Resulta difícil encajar este libro dentro de una categoría al uso. Podíamos decir que tiene que ver con la vida cristiana, aunque va más allá de ella, pudiendo hablarse de lo que uno debe hacer para vivir honestamente.
El libro de Torralba está sembrado de pequeños artículos, en torno a diversos núcleos que tienen que ver con la vida ordinaria y con la necesidad de vivirla de manera adecuada.
A medida que vamos adelantado su lectura, van apareciendo muchos términos que el autor desgrana de manera sencilla. Es como si escarbara dentro de lo habitual para decirnos que no echemos en saco roto hacernos preguntas que tienen que ver con el lado más humano del vivir; de tal forma que, al terminar, uno tiene la sensación de haber ido recorriendo los diversos aconteceres de la vida (el tiempo, el trabajo, la política, el descanso, el mismo vivir, etc.) y hacernos caer en la cuenta de por qué hacemos lo que hacemos o por qué nos comportamos así, tanto en el buen sentido como en el menos adecuado.
A lo largo del volumen aparecen muchas palabras que suenan como aldabonazos dentro del cotidiano vivir. Algunos términos, con solo nombrarlos, ya nos dicen que eso de vivir “éticamente” debe ser una necesidad para un mundo diferente: liderazgo, indignación, pertenencia, avaricia, soberbia, envidia, bondad, código ético, consumo, frustración, paz, compasión, etc.
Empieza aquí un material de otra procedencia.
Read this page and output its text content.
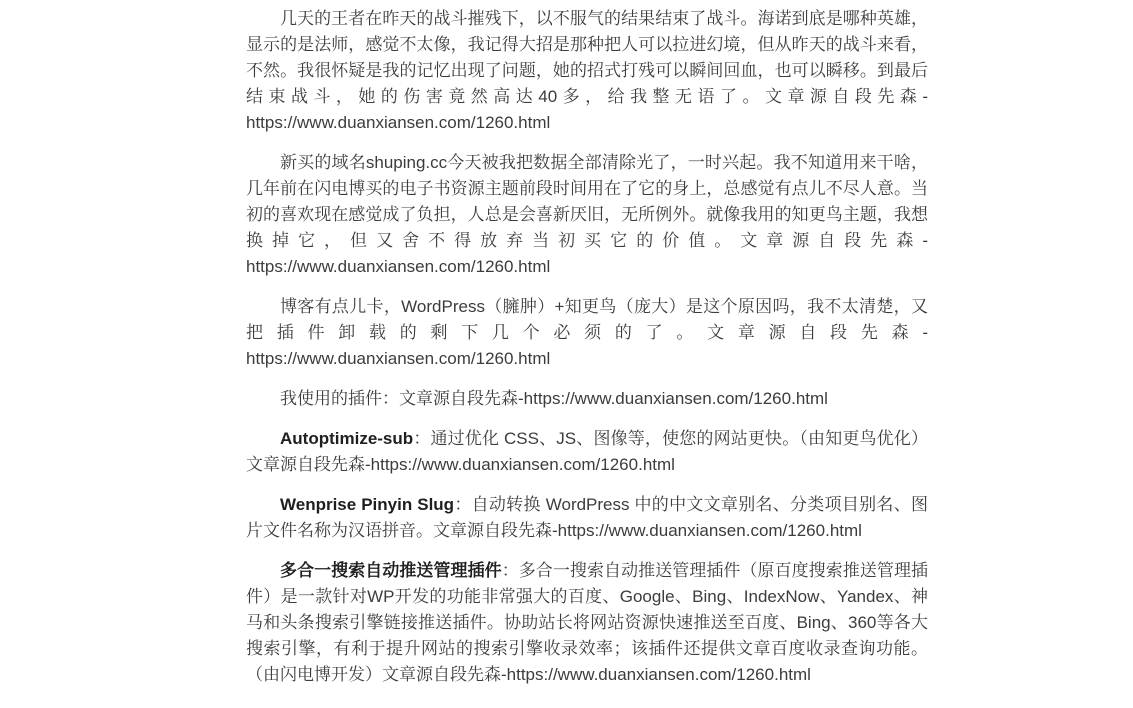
几天的王者在昨天的战斗摧残下，以不服气的结果结束了战斗。海诺到底是哪种英雄，显示的是法师，感觉不太像，我记得大招是那种把人可以拉进幻境，但从昨天的战斗来看，不然。我很怀疑是我的记忆出现了问题，她的招式打残可以瞬间回血，也可以瞬移。到最后结束战斗，她的伤害竟然高达40多，给我整无语了。文章源自段先森-https://www.duanxiansen.com/1260.html

新买的域名shuping.cc今天被我把数据全部清除光了，一时兴起。我不知道用来干啥，几年前在闪电博买的电子书资源主题前段时间用在了它的身上，总感觉有点儿不尽人意。当初的喜欢现在感觉成了负担，人总是会喜新厌旧，无所例外。就像我用的知更鸟主题，我想换掉它，但又舍不得放弃当初买它的价值。文章源自段先森-https://www.duanxiansen.com/1260.html

博客有点儿卡，WordPress（臃肿）+知更鸟（庞大）是这个原因吗，我不太清楚，又把插件卸载的剩下几个必须的了。文章源自段先森-https://www.duanxiansen.com/1260.html

我使用的插件：文章源自段先森-https://www.duanxiansen.com/1260.html

Autoptimize-sub：通过优化 CSS、JS、图像等，使您的网站更快。（由知更鸟优化）文章源自段先森-https://www.duanxiansen.com/1260.html

Wenprise Pinyin Slug：自动转换 WordPress 中的中文文章别名、分类项目别名、图片文件名称为汉语拼音。文章源自段先森-https://www.duanxiansen.com/1260.html

多合一搜索自动推送管理插件：多合一搜索自动推送管理插件（原百度搜索推送管理插件）是一款针对WP开发的功能非常强大的百度、Google、Bing、IndexNow、Yandex、神马和头条搜索引擎链接推送插件。协助站长将网站资源快速推送至百度、Bing、360等各大搜索引擎，有利于提升网站的搜索引擎收录效率；该插件还提供文章百度收录查询功能。（由闪电博开发）文章源自段先森-https://www.duanxiansen.com/1260.html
Son variados los términos que el autor nos va recordando con expresiones que tienen mucho que ver con el vivir de cada día, justificando que unos están engarzados en otros y lanzándonos (en el mejor de los sentidos, o desafiándonos, si queremos verlo así) a vivir de manera diferente, poniendo en el centro de nuestras preocupaciones algo que no tiene una respuesta lógica a una pregunta que, el propio autor, reconoce que le hicieron unos críos de once años: ¿Por qué tenemos que ser buenos? ¿Qué sacamos con ello? ¿Sale a cuenta esto de ser buenos? (p. 212)
Y cuando trata de dar una respuesta, que tiene mucho que ver con todo lo anteriormente expuesto en el libro en las páginas anteriores, llega a la conclusión (acaso suene a paradoja) que esas preguntas no tienen respuesta consistente, pues “… quien obra éticamente, no lo hace por el dinero, ni por el prestigio, ni por el poder, ni por repercusión mediática… sino porque siente que ha de hacerlo, porque experimenta una llamada interior que le mueve a obrar así… Porque la ética es un movimiento del corazón… que causa el bien a unos y a otros y que no se puede incluir en la lógica mercantil…” (p. 216).
Por eso, creo que el libro nos desafía enormemente a hacernos la pregunta de cómo vivimos, qué intereses tenemos en hacer lo que hacemos (sea en la política, los negocios, el arte, la educación, etc. ) y nos invita a “vivir éticamente” porque poniendo en nuestra vida valores éticos (bondad, mansedumbre, misericordia, paz, comprensión, disponibilidad, sensibilidad hacia el dolor del otro, etc.) estaremos alumbrando un mundo diferente. Y en eso, sí vale la pena perder el tiempo; bueno, no se pierde, se gana en responsabilidad y en honestidad al trabajar por dejar un futuro mejor a las generaciones venideras. Y ahí, sí, ahí vale la pena jugársela a tope.